There’s a starting point when you want to work for yourself. Everyone starts with the What. It’s often easier to answer than Why. You’d think it would be the other way around. But it’s not.
The What lures us in. We like things we can, see, touch, and control.
In short, we like tangible things.
The What is a very tangible thing. A What is a book, an app, or a trip around the world. We can dream up whole long lists of What, but barely even one Why.
Why feels far more intangible, hard to articulate. Why inhabits the in-between spaces of our brain; the Why often fleeting to our subconscious brain. Why, at its foundation, is intangible, it’s hard to shape. A Why can scare us far more than any What can.
Why is about our values. Why makes us examine ourselves. It’s about our deepest desires. Why scares us. It’s also what propels us forward.

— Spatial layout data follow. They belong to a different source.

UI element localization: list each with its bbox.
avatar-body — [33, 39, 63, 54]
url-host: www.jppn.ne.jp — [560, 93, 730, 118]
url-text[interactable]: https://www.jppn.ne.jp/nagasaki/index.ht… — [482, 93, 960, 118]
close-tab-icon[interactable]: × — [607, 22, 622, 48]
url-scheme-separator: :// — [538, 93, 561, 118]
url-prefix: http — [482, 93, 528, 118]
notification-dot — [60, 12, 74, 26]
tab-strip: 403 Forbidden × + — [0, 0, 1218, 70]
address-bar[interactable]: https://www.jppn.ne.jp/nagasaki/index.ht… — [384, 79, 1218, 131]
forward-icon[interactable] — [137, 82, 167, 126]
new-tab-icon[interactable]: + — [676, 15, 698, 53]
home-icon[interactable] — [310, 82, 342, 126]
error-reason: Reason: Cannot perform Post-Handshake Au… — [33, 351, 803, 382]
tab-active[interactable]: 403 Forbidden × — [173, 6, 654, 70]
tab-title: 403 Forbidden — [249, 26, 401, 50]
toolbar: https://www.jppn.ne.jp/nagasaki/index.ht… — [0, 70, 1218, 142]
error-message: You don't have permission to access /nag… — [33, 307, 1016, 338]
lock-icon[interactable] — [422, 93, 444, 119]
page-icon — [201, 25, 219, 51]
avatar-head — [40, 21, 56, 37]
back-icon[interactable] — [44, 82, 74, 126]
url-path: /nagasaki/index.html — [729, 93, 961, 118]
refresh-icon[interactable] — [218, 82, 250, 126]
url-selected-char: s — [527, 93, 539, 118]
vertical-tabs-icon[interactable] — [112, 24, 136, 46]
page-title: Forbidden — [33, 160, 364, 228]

“Why?” is a constant refrain of little kids. They’re trying to understand the world — and their relation to it. Asking Why begins to wane in our teenage years until it trickles off in our early twenties when we stop asking Why. Our focus is on What.
What are you going to do with your life?
What kind of job are you going to get?
What are you going to do to pay the bills?

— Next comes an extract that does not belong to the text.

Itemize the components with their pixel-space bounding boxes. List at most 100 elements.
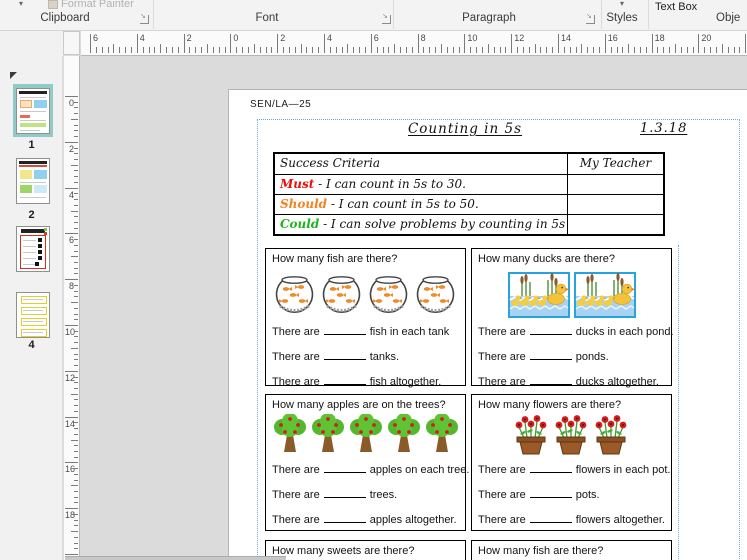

We get so caught up in answering the What we completely forget Why we’re doing something. Why we’re working so hard. Why we’re even here on this earth. Life becomes drudgery. Life lacks meaning.
Starting with What is far more likely to lead you to traditional freelancing. When you’re a freelancer you’re at the whim of the market and of employers. Yes, employers, because the freelancer mindset is actually more akin to having an employer rather than being your own. You treat your clients like they’re the boss. You drop everything when an emergency happens. The relationship is unequal.
When you start with Why, you set your own direction. You steer your work, not your clients. You’re more likely to ask for what you want. You make decisions that are best for you, even while you keep the client in mind. You value yourself more highly. There’s meaning to your work and in your life.
It’s tempting to go for the tangible. It feels easier, far less scary. Resist that urge.
Start with Why. The What will follow.
Though it's been years since I've watched it, the Start With Why Ted Talk goes into a similar concept more depth. You should watch it.